Julian Assange is a hero; Julian Assange is a criminal. Those are the two schools of thought about the anarchist (we can all agree on that) who through WikiLeaks has released thousands upon thousands of documents from multiple sources. He claims all he wants is justice but what he’s done is illegal.

I’m not one of those angst-ridden writers who sees conspiracies at every turn and claims Assange is all about free speech. The video showing the Eighth Cavalry aboard an Apache helicopter killing unarmed civilians and a journalist in Baghdad is one thing, but the most recent avalanche of not-so-scintillating views by second-string foreign-service officers is little more than an embarrassment.

Some of the leaders quoted, such as King Abdullah of Jordan, sound no better. “Thank God for bringing Obama to the presidency,” says his excellency, then changes his mind and proceeds to call the president “camel poo-poo.”

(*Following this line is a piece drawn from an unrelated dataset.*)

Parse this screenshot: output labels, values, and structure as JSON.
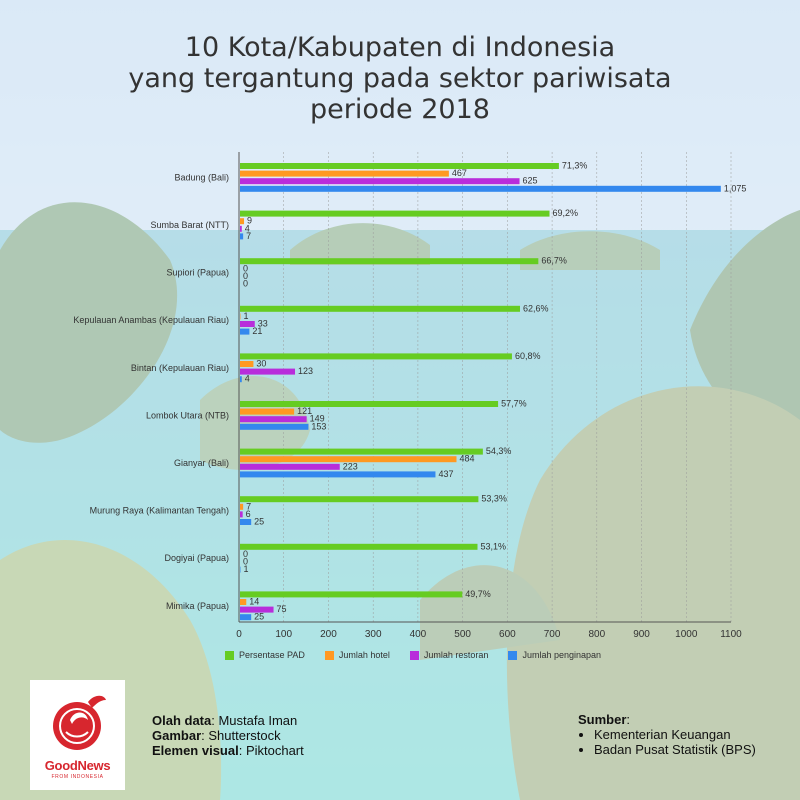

Assange started out life in Australia as a hacker, worming his way into supposedly secure computers to leave behind taunting messages. All these years later, he hasn’t become any more useful to society. Releasing details about companies that make critical components for missiles just delivers new target information to terrorists.

One of the civilizing aspects of living in a democracy is consenting to keep some matters secret for a variety of agreed-upon reasons. Assange doesn’t belong, never did, and should be halted in his hacker tracks.